I hear much of Anthony Braxton’s “Ghost Trance Music” (GTM) as coming close to this kind of conception (and also to George E Lewis’s “multidominance” concept as discussed in section 1.4). GTM is a musical strategy which Braxton developed between 1995 and 2006, culminating in the nine CDs of 9 Compositions (Iridium) 2006, performed over four consecutive nights with a group of thirteen instrumentalists (including Braxton himself) who were all deeply versed in his music and had participated to a significant degree in its evolution up to that point. It consists of a number of more or less distinct layers, one or more of which will be operative at any point in a performance, their entries and exits cued by different members of the ensemble. The composition itself comprises a “primary melody” constituting the backbone of the composition which generally begins as a unison at its beginning, and “secondary material” which may be inserted at specific points in the performance. To these may be added “tertiary material” drawn from any of Braxton’s other notated compositions (thus including other GTM pieces) and improvisations based on Braxton’s concept of “language music” (see section 1.2.5). The most engaging moments for me in this music are when several layers (there can be more than four in fact, since more than one instance of a given type of material might be active at the same time) are constantly changing in mutual perspective, coming in and out of focus, merging and diverging.

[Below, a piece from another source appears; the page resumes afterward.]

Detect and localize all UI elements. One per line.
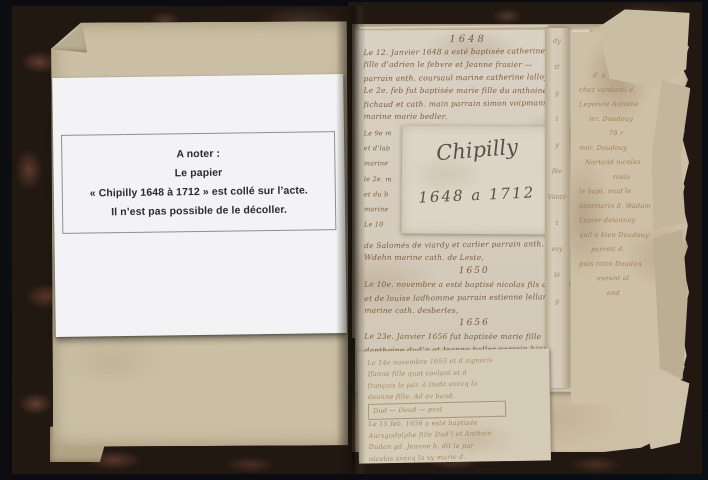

The discussion of seeded improvisation and its development through my work continues with the compositions discussed in part 2, and in particular tendril and šuma from close-up (sections 2.2.1 and 2.2.6 respectively). It also includes cell (2011), a trio for alto saxophone, accordion and contrabass written for the Norwegian group POING.

Although I have nowhere else come across a comparable approach to combining notation and improvisation, I wouldn’t claim that this approach in itself is something new and unprecedented. Perhaps what’s more important to say is that what I am doing is attempting to utilise a wider spectrum of possibilities for imagining and creating situations within which a new music might take place. As time goes on it becomes clearer to me that my development as a musician is not linear but concentric. As with the ideas about notation and improvisation I’ve been discussing, I am interested in finding ways to bring into being a point of focus, a centre of gravity, which renders unnecessary any restrictions on what might happen. Composers often speak of restrictions as being a necessary prerequisite for creativity, which I think is an idea that needs to be questioned when possibly the most important contribution we have to make in the world is to express the possibility of freeing the imagination.